I used to be a worship snob.
Growing up in a family where we would sing two-part harmony as we washed dishes, I would do my best not to sit in front of someone in church who sang off-key. And it would completely ruin my Sunday if the pastor’s sermon was too hard to follow or too simple, if it bored me, or if it was, in my opinion, too one-sided. If the musicians played too loudly or not loudly enough, too quickly or too slowly, or without enough feeling, I was ticked off.
In short, I expected a smooth, professional approach to worship, with a sermon delivered by a pastor who was confident but humble while admonishing the hypocrites in the church. If I made a contribution to the worship service, I expected a certain amount of praise and recognition for my efforts. I thought, in short, that worship was all about me and God—in that order. I expected my pastor to be a perfect stand-in for Jesus and the music to be angelic. I called this “critical thinking.”
Meanwhile, I never once considered the feelings of the folks who made the worship service possible or considered that the people using their gifts of preaching, teaching, and music were doing what they did for God’s glory. I just couldn’t seem to get past my own need for edification. Simply put, I had the ABC’s of Christianity all wrong. I had a bad attitude, followed by poor behavior and an inactive conscience.
With what attitude do we come to the body of Christ? Do we recognize Christ as the head of the church, or do we see ourselves as the center? No man is an island unto himself, said poet John Donne, but really, when we’re being honest, are we not individually at the center of our own universe? Imagine what the church might look like if each person participating in its fellowship was there to honor Christ, the head. Perhaps it’s time to dust off those old plastic WWJD (What would Jesus do?) bracelets to remind us to have the mind of Christ. After all, our attitude has a direct impact on our behavior.
How do we behave toward our fellow Christians? Do we treat one another as valuable coworkers in the kingdom of God? I remember actually criticizing a fellow Sunday school teacher for singing too loudly with her class. Of course I didn’t talk to her directly; I just talked about her. How pathetic is that? When we can’t treat one another with respect, we’re not in a position to invite others to join us.

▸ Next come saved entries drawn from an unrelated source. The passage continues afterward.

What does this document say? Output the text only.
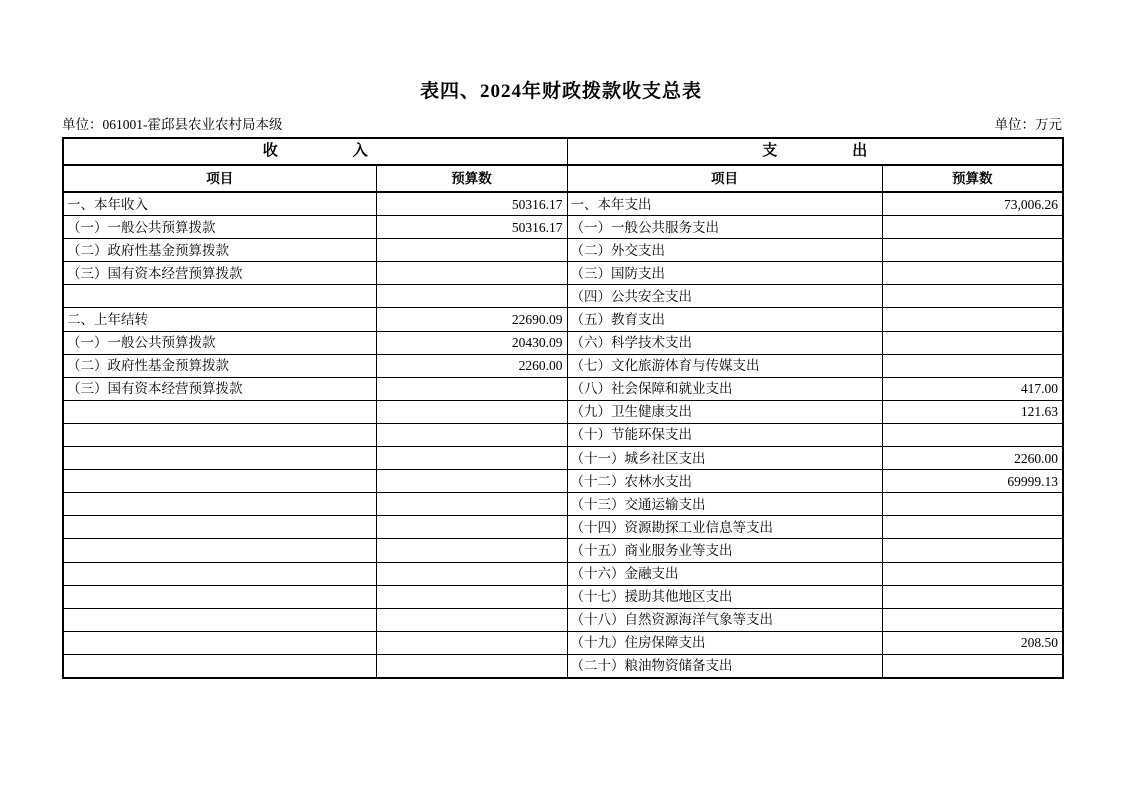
表四、2024年财政拨款收支总表
单位：061001-霍邱县农业农村局本级	单位：万元
收　　　　　入		支　　　　　出	
项目	预算数	项目	预算数
一、本年收入	50316.17	一、本年支出	73,006.26
（一）一般公共预算拨款	50316.17	（一）一般公共服务支出	
（二）政府性基金预算拨款		（二）外交支出	
（三）国有资本经营预算拨款		（三）国防支出	
		（四）公共安全支出	
二、上年结转	22690.09	（五）教育支出	
（一）一般公共预算拨款	20430.09	（六）科学技术支出	
（二）政府性基金预算拨款	2260.00	（七）文化旅游体育与传媒支出	
（三）国有资本经营预算拨款		（八）社会保障和就业支出	417.00
		（九）卫生健康支出	121.63
		（十）节能环保支出	
		（十一）城乡社区支出	2260.00
		（十二）农林水支出	69999.13
		（十三）交通运输支出	
		（十四）资源勘探工业信息等支出	
		（十五）商业服务业等支出	
		（十六）金融支出	
		（十七）援助其他地区支出	
		（十八）自然资源海洋气象等支出	
		（十九）住房保障支出	208.50
		（二十）粮油物资储备支出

How do we invite others to join the body? Do we even have friendships outside the church? Back when I was a high school student, I remember thinking that my friends who attended other churches in town were only nominal Christians. Did I think this because they weren’t walking the right path? Not at all. I thought this because they weren’t attending a “true” church—that is, my church. And yet I never thought to invite them to come to youth group with me. I forgot to ask myself these important questions: Can others see the relevance of my beliefs in my actions? Does my walk match my talk? Does what I say match my beliefs? If not, then perhaps I was having problems with my conscience.
In my personal experience, an inactive conscience doesn’t happen overnight. It happens through a series of small temptations in which we rationalize our poor choices over and over again until they become unconscious habits. Spiritually, this can happen quite easily. Our busyness gets in the way of spending time with God, and running short of time becomes a habit. As a congregation, it can happen when we point the finger at the leadership in our churches. What is our excuse? We no longer live in a time when only the pastor and a few wealthy members are able to read the Bible. When we refuse to get into God’s Word and spend time in prayer throughout the week and then expect our worship leaders to fill us up on Sunday morning, we are like binge eaters who starve themselves all week long and then expect to get all their nutritional needs met in one meal. When we continually deny our conscience, we make its voice quieter and quieter until finally we can’t hear it at all.
The remedy? We need to seek God in prayer. We need to ask God to cleanse our hearts and renew a right spirit within us, to realign our attitudes and correct our behavior to reflect the life and teachings of our Savior, and to reignite our conscience.
I started out by admitting that I used to be a worship snob. Although I still have the tendency to judge, I am learning that the worship service is about God, not about me. I am learning that I am part of a community of believers. I am learning that if the service didn’t speak to the depths of my soul, maybe it spoke to someone else’s soul. When I pray for God’s blessings and for strength for my pastor and those in church leadership, I find that my own attitude changes. By getting involved in some of the behind-the-scenes activities that go into making a worship service come together, I have gained a new appreciation for the amount of work that is involved. And I am finding that when I exercise my own gifts, I have less time to be critical of others. I try to remember that my fellow Christians are my teammates in God’s kingdom—not my rivals. Most of all, I prayerfully try to put Christ—not me—at the head of the body, where he belongs.
So was the singing at your church off-key this Sunday? Were there some awkward moments? It’s quite possible. But more important, was the truth proclaimed? Was your spirit involved in your worship? When we worship God in spirit and in truth, then our off-key singing sounds like an angel chorus to God, and the awkward moments are only the tiniest blip in the scope of eternity. After all, none of us has achieved perfection yet. Remembering that helps me relax a little on Sunday mornings.